The same approach applies to key length requirements for hash tables with arbitrarily large backing stores. They do not grow as slowly as the CLRS log* function, but they grow so slowly that there are easily identifiable sharp limits on how large they can be -- an easy example is that a hash table cannot use more memory than the hardware offers no matter how the software is written. A backing store with 1TB of addressable bytes cannot need the key to be more than 40 bits long.
On a different note, by "table size" in my earlier comment I meant to refer to the number of entries in the table, not the capacity of the backing store. It seems like you might be using the same word for a different concept?
>The same approach applies to key length requirements for hash tables with arbitrarily large backing stores. They do not grow as slowly as the CLRS log* function, but they grow so slowly that there are easily identifiable sharp limits on how large they can be -- an easy example is that a hash table cannot use more memory than the hardware offers no matter how the software is written. A backing store with 1TB of addressable bytes cannot need the key to be more than 40 bits long.
So? That's still putting a bound on table size, which makes it in-practice constant, but doesn't make the algorithm O(1), because you can never get such a result by bounding n, for the reasons the GGP gave -- that's cheating.
Your complexity bound has to be written on the assumption that n (number of elements to store in hashtable) increases without bound. Assuming you will never use more that Y bytes of data is not valid.
>On a different note, by "table size" in my earlier comment I meant to refer to the number of entries in the table, not the capacity of the backing store. It seems like you might be using the same word for a different concept?
No, I was using table size exactly as you, to mean the number of elements stored. Is there a reason my comments only made sense under a different definition? It not, be charitable. (And avoid using obscure terms.)
> No, I was using table size exactly as you, to mean the number of elements stored. Is there a reason my comments only made sense under a different definition? It not, be charitable. (And avoid using obscure terms.)
I interpreted your comment to refer to the size of the backing store, because that is fundamentally what a hash key needs to be able to address.
I didn't mean to say that, if you were using it that way, you were doing anything wrong, only that there appeared to be a mismatch.
>I interpreted your comment to refer to the size of the backing store, because that is fundamentally what a hash key needs to be able to address.
Under the assumption (upthread) of constant resizing as element are added, the distinction is irrelevant.

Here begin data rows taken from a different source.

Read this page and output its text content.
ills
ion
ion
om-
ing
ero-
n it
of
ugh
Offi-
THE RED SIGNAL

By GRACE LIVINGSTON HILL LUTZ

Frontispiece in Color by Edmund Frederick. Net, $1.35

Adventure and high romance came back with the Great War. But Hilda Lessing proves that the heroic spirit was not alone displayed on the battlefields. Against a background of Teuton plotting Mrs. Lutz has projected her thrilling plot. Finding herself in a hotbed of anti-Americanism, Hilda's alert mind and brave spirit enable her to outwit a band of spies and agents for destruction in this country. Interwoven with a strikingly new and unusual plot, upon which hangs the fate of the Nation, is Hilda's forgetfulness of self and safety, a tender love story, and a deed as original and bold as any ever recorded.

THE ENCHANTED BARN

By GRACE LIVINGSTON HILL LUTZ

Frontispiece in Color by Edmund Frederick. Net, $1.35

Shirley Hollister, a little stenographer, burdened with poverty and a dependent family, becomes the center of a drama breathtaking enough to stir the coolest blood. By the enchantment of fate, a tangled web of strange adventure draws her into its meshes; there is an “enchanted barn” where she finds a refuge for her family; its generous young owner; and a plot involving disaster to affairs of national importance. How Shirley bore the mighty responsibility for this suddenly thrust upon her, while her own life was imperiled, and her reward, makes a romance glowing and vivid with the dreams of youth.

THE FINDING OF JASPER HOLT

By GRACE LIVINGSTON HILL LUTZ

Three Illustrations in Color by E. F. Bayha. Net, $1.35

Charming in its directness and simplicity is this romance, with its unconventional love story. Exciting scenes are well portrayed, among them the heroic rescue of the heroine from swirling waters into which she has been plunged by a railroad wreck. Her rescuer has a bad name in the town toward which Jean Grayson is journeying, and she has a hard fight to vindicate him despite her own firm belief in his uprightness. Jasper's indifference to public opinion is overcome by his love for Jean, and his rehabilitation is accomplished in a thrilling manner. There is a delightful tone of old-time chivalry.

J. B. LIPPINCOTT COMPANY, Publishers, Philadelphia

The more elements you have in the table, the more elements you need to address, and the more possible outputs your hash function needs to have.
And the needed size of the backing store scales with the number elements you want to store anyway.
>I didn't mean to say that, if you were using it that way, you were doing anything wrong, only that there appeared to be a mismatch.
Why bring up something like that if it doesn't translate into something relevant to the discussion e.g. to show my point to be in error?
Incidentally, the person replying to you in that thread incorrectly stated that comparison is O(logN) on the number of bits. The most common comparison function, lexicographic comparison, is actually O(1) average case given random inputs of arbitrary length.
But, isn't the key length a constant and we are back to O(1)? Ok, in theory you could exhaust all possible keys of a certain length and proceed with longer keys. It would give us what? O(ln(n))?
His point is, if you use Moby Dick as the key, it's going to take longer to hash that than a three letter string. Hashing isn't O(1) if the key has variable size.